DESCRIPTION (provided by applicant): The retinal pigment epithelium (RPE) is critically involved in many functions required for normal retinal function including the flow of nutrients and waste products between the photoreceptors and the choroidal circulation, the visual cycle, and the phagocytosis of shed outer segment disks. In addition, mutations in RPE-specific genes have been implicated in a wide range of hereditary retinal disease, and this information is being used to develop corresponding mouse models. In the present project, the focus is on the electrical responses generated by the RPE in response to activity of the neural retina. While specific aspects of RPE function may be studied using the electroretinogram (ERG) recorded using dc-coupled amplification, this has not been applied to the mouse. Moreover, fundamental questions remain regarding the origin of the different components of the dc-ERG. In Aim 1, we will study normal wild-type mice, to define the stimulus-response characteristics of the mouse dc-ERG, and the time course over which these develop. In Aim 2, we will test the hypothesis that the mouse dc-ERG is initiated primarily by rod photoreceptor activity, using KO lines for transducin and rhodopsin, and mutants in which the cone population is increased (rd7) or decreased (comas transgenic). In Aim 3, we will use Kir4.1 KO mice to test the hypothesis that this channel is involved in c-wave generation. In Aim 4, we will use cftr KO mice and adenoviral delivery of CFTR constructs to test the hypothesis that the fast oscillation is generated by CFTR activity. In Aim 5, we will use dc-ERG recordings to study the relationship between photoreceptor degeneration and changes in RPE function. First, we will examine how A2E accumulation in abcr-mutant mice alters RPE function. Next, we will test the hypothesis that functional RPE abnormalities occur at early stages using three lines of mice with similar rates of photoreceptor degeneration. In two, the primary defect resides in the photoreceptors (rds/+ and Bouse transgenic mice). In vitilligo mice, a similar rate of photoreceptor degeneration is induced by defect in the RPE. At the completion of this project, we expect to have defined an optimal means for recording the mouse dc-ERG in vivo, to have a thorough understanding of the processes that underlie the different components of the dc-ERG, and a more complete understanding of how these components are affected by disorders of the outer retina.

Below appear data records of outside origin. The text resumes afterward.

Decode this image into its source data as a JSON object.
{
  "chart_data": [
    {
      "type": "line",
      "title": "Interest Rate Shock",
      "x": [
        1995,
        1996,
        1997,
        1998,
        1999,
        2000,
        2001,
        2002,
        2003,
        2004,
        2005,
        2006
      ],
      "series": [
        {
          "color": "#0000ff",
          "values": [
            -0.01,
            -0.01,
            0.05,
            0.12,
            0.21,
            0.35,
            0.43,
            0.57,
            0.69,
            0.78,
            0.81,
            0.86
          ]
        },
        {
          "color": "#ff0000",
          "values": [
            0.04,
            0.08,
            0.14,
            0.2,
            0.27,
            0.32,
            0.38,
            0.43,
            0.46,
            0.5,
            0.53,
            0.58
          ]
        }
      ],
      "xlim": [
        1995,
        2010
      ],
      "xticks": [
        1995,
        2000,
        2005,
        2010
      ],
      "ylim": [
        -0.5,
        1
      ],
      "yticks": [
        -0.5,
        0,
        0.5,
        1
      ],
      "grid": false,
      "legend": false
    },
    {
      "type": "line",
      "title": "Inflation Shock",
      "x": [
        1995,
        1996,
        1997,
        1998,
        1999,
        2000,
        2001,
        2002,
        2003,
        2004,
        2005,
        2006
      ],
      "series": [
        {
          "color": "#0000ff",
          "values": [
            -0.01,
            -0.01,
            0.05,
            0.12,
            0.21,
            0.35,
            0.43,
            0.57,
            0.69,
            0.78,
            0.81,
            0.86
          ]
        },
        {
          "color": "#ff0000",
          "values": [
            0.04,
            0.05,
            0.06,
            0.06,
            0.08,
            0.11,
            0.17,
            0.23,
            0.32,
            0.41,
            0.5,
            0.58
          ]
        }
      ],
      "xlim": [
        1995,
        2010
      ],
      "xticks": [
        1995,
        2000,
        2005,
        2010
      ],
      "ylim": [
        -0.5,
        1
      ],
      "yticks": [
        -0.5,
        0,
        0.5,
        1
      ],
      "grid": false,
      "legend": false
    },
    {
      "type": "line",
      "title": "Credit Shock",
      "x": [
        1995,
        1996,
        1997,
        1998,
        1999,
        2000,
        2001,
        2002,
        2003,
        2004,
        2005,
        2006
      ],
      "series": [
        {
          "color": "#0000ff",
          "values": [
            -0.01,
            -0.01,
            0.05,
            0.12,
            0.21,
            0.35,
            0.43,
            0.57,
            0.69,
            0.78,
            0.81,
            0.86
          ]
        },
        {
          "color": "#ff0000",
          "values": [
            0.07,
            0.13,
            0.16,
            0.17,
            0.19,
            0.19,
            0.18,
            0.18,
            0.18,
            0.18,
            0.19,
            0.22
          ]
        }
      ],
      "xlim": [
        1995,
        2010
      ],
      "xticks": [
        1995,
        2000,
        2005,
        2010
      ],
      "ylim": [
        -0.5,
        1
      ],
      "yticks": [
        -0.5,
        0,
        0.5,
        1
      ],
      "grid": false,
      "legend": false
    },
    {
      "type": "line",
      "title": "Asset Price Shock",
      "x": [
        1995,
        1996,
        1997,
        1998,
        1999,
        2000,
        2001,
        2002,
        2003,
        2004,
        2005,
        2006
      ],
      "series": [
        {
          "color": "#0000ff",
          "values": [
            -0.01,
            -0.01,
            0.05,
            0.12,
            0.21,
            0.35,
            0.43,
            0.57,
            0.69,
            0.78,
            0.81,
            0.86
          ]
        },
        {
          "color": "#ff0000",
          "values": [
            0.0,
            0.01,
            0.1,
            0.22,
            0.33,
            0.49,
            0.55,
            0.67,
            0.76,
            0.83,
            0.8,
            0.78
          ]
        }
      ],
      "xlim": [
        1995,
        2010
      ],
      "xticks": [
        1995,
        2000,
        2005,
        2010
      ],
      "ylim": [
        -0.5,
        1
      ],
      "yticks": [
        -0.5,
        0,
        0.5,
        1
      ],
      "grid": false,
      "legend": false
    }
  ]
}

描述（由申请人提供）：视网膜色素上皮（RPE）在正常视网膜功能所需的许多功能中起关键作用，包括光感受器和脉络膜循环之间的营养物质和废物流动、视觉循环和脱落外节盘的吞噬。此外，rpe特异性基因的突变与多种遗传性视网膜疾病有关，这一信息正被用于开发相应的小鼠模型。在目前的项目中，重点是RPE在响应神经视网膜活动时产生的电反应。虽然RPE功能的特定方面可以通过使用直流耦合放大记录的视网膜电图（ERG）来研究，但这尚未应用于小鼠。此外，关于dc-ERG的不同组成部分的起源仍然存在根本问题。在Aim 1中，我们将研究正常野生型小鼠，以确定小鼠dc-ERG的刺激反应特征，以及这些特征发展的时间过程。在目标2中，我们将测试小鼠dc-ERG主要由杆状光感受器活性启动的假设，使用转导蛋白和视紫红质的KO系，以及锥体种群增加（rd7）或减少（coma转基因）的突变体。在目标3中，我们将使用Kir4.1 KO小鼠来测试该通道参与c波产生的假设。在Aim 4中，我们将使用cftr KO小鼠和腺病毒递送cftr构建物来验证cftr活性产生快速振荡的假设。在Aim 5中，我们将使用dc-ERG记录来研究光感受器变性与RPE功能变化之间的关系。首先，我们将研究A2E在abcr突变小鼠体内的积累如何改变RPE功能。接下来，我们将使用三种具有相似光感受器退化率的小鼠来验证功能性RPE异常发生在早期阶段的假设。在两种情况下，主要缺陷存在于光感受器（rds/+和house转基因小鼠）。在白癜风小鼠中，RPE缺陷诱导的光感受器变性率相似。在这个项目完成后，我们期望能够定义一种最佳的方法来记录小鼠体内dc-ERG，彻底了解dc-ERG不同组成部分的过程，并更全面地了解这些组成部分如何受到外视网膜疾病的影响。